SHANGHAI, Feb 27 (Reuters) - Fidelity International said on Friday it had got Chinese regulatory approval to sell a Hong Kong bond fund to mainland Chinese investors under a cross-border fund investment scheme.
JPMorgan Asset Management also got the green light for a product under the Mutual Recognition of Funds (MRF) scheme.
The approvals were given by China's securities regulator on the same day China's central bank moved to rein in the fast-rising yuan by encouraging dollar buying in the forward market.
Approving outbound products could guide fresh Chinese money overseas, potentially easing appreciation pressure on the yuan.
It was not immediately clear if the fund approvals were also intended to slow the yuan's appreciation, but Chinese regulators have used outbound investment quotas in the past to control capital flows and manage forex market expectations.
Fidelity International said on Friday that the regulatory nod to sell the Fidelity Global Investment Fund - Hong Kong Bond Fund in China would offer a new vehicle for its Chinese clients to access global markets and diversify their investments.

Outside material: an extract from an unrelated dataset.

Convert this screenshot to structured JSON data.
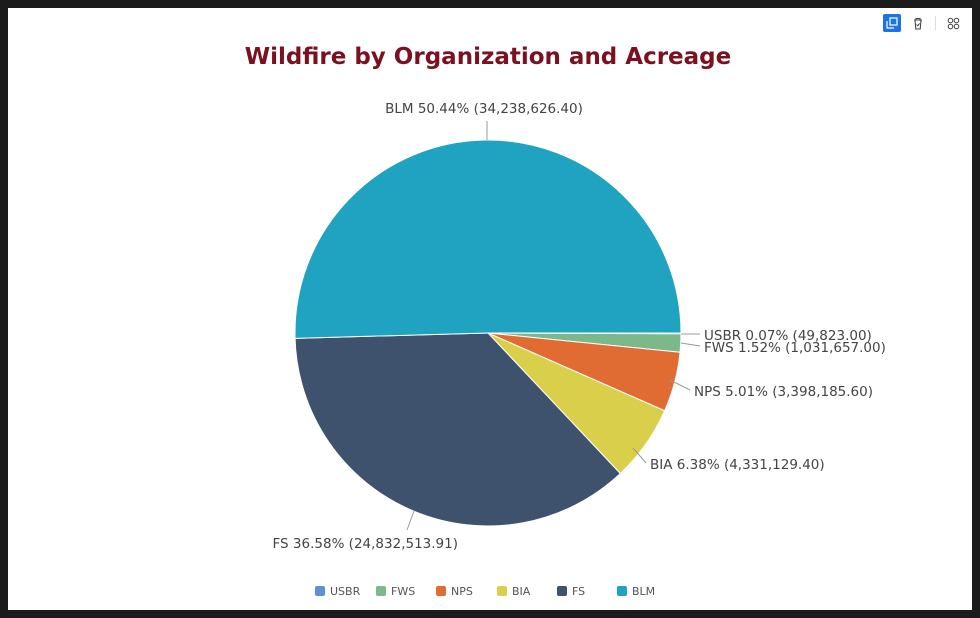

"With the continued progress of RMB internationalization and the growing appetite among Chinese investors for global asset allocation, cross-border investment is becoming an increasingly important component of household portfolios," said James Sun, Fidelity International's China general manager.
JPMorgan Asset Management did not provide details of its product approved under MRF.
The news was first reported by local media, which said four products had been approved under MRF in one batch.
The Chinese currency has strengthened more than 7% against the dollar since April, hurting Chinese exporters.